Hyperpigmentation occurs when melanocytes (cells that are found naturally in the skin) overproduce pigments known as melanin, resulting in darker tones than the surrounding skin. This common condition has many potential causes and is almost always benign. Hyperpigmentation tends to occur more frequently and have a greater effect in people with darker skin tones.
It's Stimulated when Exposed to UV Radiation
Melanocytes are stimulated to produce melanin when exposed to UV radiation in sunlight. Many people take advantage of this process to tan – spending hours exposed to the sun to achieve temporary darker skin tones. While some find tan skin appealing, this practice leads to long term damage to the skin which, in addition to an increased frequency of skin cancers including the highly malignant melanoma, leads to the formation of undesirable patches of hyperpigmentation called solar lentigos (also known as liver spots). These flat tan spots are typically benign and require no treatment.
Sun Exposure Contributes to Hyperpigmentation
Sun exposure contributes to the formation of melasma, a form of hyperpigmentation that results in large and irregularly-shaped patches of hyperpigmentation. Anyone can get melasma, but it is much more common in pregnant females with a history of sun exposure.
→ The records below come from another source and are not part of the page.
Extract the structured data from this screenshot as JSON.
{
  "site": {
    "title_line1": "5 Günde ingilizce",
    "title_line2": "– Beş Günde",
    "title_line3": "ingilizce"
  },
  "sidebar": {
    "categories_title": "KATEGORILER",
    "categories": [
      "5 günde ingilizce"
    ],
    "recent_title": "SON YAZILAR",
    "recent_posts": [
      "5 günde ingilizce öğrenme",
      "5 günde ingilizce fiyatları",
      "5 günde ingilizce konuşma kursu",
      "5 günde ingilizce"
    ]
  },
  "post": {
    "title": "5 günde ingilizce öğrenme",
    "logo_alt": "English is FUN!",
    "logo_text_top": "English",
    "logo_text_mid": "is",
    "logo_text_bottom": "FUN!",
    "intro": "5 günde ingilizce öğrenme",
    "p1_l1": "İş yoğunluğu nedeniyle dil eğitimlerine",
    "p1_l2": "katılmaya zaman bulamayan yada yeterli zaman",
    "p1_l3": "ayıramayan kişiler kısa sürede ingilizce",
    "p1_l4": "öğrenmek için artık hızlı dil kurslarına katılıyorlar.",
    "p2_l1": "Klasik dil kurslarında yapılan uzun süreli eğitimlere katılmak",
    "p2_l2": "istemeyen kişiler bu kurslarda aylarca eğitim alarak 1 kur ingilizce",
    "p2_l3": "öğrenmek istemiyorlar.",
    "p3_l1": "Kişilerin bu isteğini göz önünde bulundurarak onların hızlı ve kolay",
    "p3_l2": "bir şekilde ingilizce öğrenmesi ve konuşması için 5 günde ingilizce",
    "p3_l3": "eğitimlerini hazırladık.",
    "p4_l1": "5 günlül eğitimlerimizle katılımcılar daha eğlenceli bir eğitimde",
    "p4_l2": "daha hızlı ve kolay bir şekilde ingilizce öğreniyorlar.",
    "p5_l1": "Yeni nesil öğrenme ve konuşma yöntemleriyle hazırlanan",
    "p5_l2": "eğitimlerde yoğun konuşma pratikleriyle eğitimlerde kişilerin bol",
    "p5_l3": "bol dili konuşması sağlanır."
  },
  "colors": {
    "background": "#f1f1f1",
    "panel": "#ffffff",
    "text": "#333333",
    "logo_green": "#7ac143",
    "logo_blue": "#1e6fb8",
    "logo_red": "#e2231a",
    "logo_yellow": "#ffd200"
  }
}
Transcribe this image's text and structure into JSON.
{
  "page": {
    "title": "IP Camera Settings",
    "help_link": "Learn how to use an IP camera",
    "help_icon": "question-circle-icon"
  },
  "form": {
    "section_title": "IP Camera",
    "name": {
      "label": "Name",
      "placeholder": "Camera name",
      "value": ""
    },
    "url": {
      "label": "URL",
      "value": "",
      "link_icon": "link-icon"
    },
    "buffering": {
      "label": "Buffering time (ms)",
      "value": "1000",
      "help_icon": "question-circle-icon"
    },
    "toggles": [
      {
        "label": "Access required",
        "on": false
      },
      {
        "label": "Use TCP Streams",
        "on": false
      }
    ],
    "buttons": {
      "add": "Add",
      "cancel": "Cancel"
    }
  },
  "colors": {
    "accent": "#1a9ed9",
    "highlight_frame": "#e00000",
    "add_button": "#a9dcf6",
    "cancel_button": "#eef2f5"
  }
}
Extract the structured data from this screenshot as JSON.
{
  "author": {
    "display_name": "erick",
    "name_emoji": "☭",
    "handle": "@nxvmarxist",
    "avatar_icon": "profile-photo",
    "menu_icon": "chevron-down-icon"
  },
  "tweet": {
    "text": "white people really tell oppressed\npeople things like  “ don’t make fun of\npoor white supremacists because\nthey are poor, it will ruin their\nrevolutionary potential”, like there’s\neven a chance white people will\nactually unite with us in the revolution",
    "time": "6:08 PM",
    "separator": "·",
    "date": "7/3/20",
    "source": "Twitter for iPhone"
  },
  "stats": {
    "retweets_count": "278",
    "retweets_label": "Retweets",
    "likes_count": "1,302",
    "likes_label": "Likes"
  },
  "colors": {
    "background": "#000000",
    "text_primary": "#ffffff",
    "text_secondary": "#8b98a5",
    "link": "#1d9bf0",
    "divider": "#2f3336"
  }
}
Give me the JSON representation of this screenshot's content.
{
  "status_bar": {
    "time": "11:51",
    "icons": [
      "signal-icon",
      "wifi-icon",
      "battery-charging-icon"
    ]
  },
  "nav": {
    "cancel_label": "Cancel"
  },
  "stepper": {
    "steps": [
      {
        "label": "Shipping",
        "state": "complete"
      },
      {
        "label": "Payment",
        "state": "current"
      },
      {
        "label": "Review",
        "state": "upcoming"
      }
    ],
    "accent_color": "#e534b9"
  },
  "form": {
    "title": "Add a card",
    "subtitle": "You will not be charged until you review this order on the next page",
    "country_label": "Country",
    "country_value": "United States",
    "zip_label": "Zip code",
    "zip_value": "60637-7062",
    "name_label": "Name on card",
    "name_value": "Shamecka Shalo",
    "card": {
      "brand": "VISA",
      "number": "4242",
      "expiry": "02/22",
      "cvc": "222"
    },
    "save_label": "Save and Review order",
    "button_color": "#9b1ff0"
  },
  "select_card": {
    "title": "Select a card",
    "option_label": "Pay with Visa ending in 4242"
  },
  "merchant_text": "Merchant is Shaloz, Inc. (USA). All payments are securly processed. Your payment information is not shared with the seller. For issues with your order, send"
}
Melasma is thought to be caused by a combination of hormonal changes normally experienced during pregnancy and UV radiation, and usually vanishes without intervention in the months following pregnancy.
Melasma is not the only form of hyperpigmentation caused by hormonal changes – hyperpigmentation is associated with numerous endocrine disorders including Addison’s disease (insufficiency of adrenal hormones), Cushing’s disease (excess cortisol and ACTH), acanthosis nigricans (associated with insulin resistance), and Grave’s disease (overproduction of thyroid hormones).
It's a Natural Response to Inflammation or Injury
Hyperpigmentation is a natural response to inflammation of or injury to the skin and is known as post inflammatory hyperpigmentation. For example, a person who has suffered from a rash caused by a fungal infection may develop hyperpigmentation in the affected areas after the rash has subsided. Anything that provokes an inflammatory response in the skin can lead to post inflammatory hyperpigmentation including harsh chemicals, exposure to energy sources such as infrared light, ultrasound, or radiation, and a long list of inflammatory diseases such as acne or allergic reactions. This form of hyperpigmentation usually slowly fades over the course of months or even years after the cause of the inflammation has resolved.
Be Sure to Use Sunscreen
The most important component of any treatment of hyperpigmentation is addressing the initial cause of the response, followed by sunscreen. This will help prevent any blemishes from getting worse and will allow the skin to begin de-pigmenting naturally. There are numerous topical treatments available both over the counter and by prescription which accelerate the lightening process, most of which involve a bleaching agent or retinoids. Furthermore, there exist many laser and light treatments that can reduce the appearance of these tan/brown spots. Consult with your dermatologist to devise a treatment plan that is right for you.